The films of James and Eloyce Gist are a different kind of revelation. They were not professional filmmakers but traveling evangelists who made films to accompany their sermons. These allegorical dramas were made without professional equipment or studio facilities, using non-professional actors and shooting 16mm film without sound. Historical information on their work is scarce but the filmmakers appears to have been a genuine creative partnership with Eloyce, a successful entrepreneur who married the Christian evangelist James in the late 1920s, intimately involved in writing, directing, and producing beginning with Hell-Bound Train (circa 1930), a short feature that tackled the issue of temperance in an allegorical narrative. Their follow-up, the short film Verdict: Not Guilty (circa 1933), presents the heavenly trial of a woman who has died giving childbirth out of wedlock as a religious allegory by was of a church pageant. It is full of religious imagery and evocative folkloric elements with flashbacks to the woman’s life that provide a realism in sharp contrast to the allegorical pageantry. The texture, the pageantry, and the allegorical and ritualistic elements of both films look forward to the American Underground cinema of Kenneth Anger, Curtis Harrington, and others in the 1950s and 1960s.

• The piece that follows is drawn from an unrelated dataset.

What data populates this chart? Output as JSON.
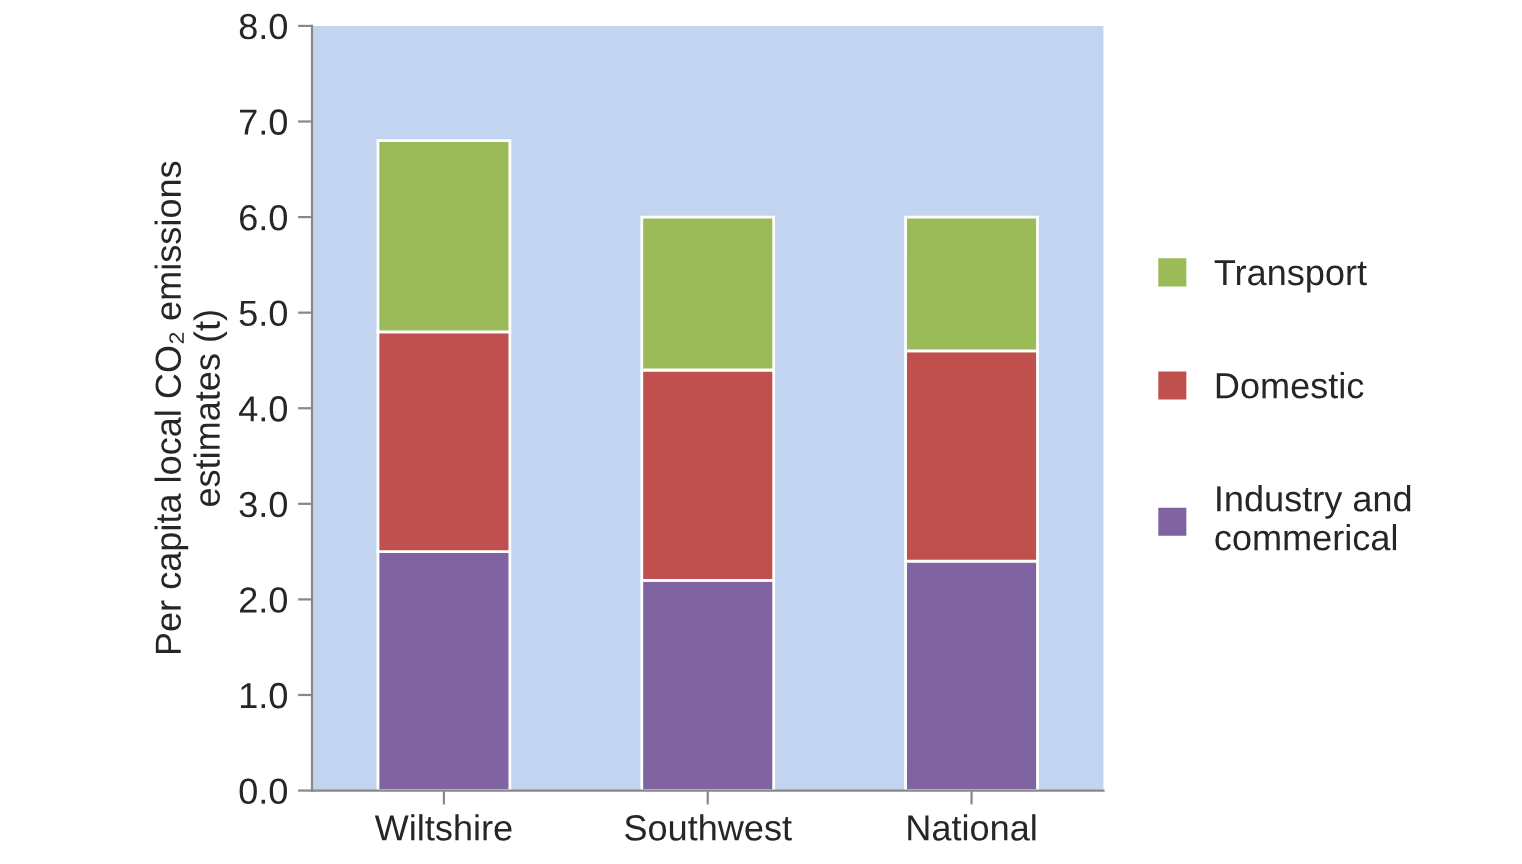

Both of these films were reconstructed from fragments; the films of James and Eloyce Gist were one-of-a-kind, personally carried by the filmmakers to churches and community centers and screened on portable 16mm projectors, and had fallen apart when they were donated to the Library of Congress after the death of Eloyce in 1974. And a third, uncompleted film, Heaven-Bound Travelers (circa 1935), was discovered among the rolls of film in the Gist collection at the Library of Congress. It is an even more ambitious production. Eloyce Gist takes a central role onscreen as a wife and mother who is wrongfully accused of adultery by her husband and is left to fend for herself and their daughter in the world. As she struggles to sustain them, the husband becomes riddled with guilt and struggles with his decision, and the social realism of the drama shifts to an allegorical struggle between the devil, appearing to tempt humanity to sin, and the angels.

Hell-Bound Train

Hell-Bound Train

All films mastered from the best available elements preserved at The Library of Congress, George Eastman Museum, Museum of Modern Art, UCLA Film and Television Archive, and other archives. Preservation came late to these films, which were independently produced (and in some cases self-financed) and essentially orphaned after their theatrical runs. Some of the feature films have been available on cheap home video editions, almost all of them indifferently transferred from whatever source materials they could access. Some of those discs are so blurry and hissy it’s hard to make out the film underneath the noise.

While these films have undergone no extensive restoration, they have been professionally mastered from the best existing materials, which mean that damage and wear is visible but there is clarity to the image (many of the films look quite crisp) and the soundtrack. Do not expect pristine presentations. The films in this collection (at least the features and theatrical shorts) show the evidence of their respective tours of duty through the (mostly southern) “race films” circuit.

DVD and Blu-ray editions (the Blu-ray set includes four exclusive shorts) with an accompanying booklet with essays, credits, and notes on the films.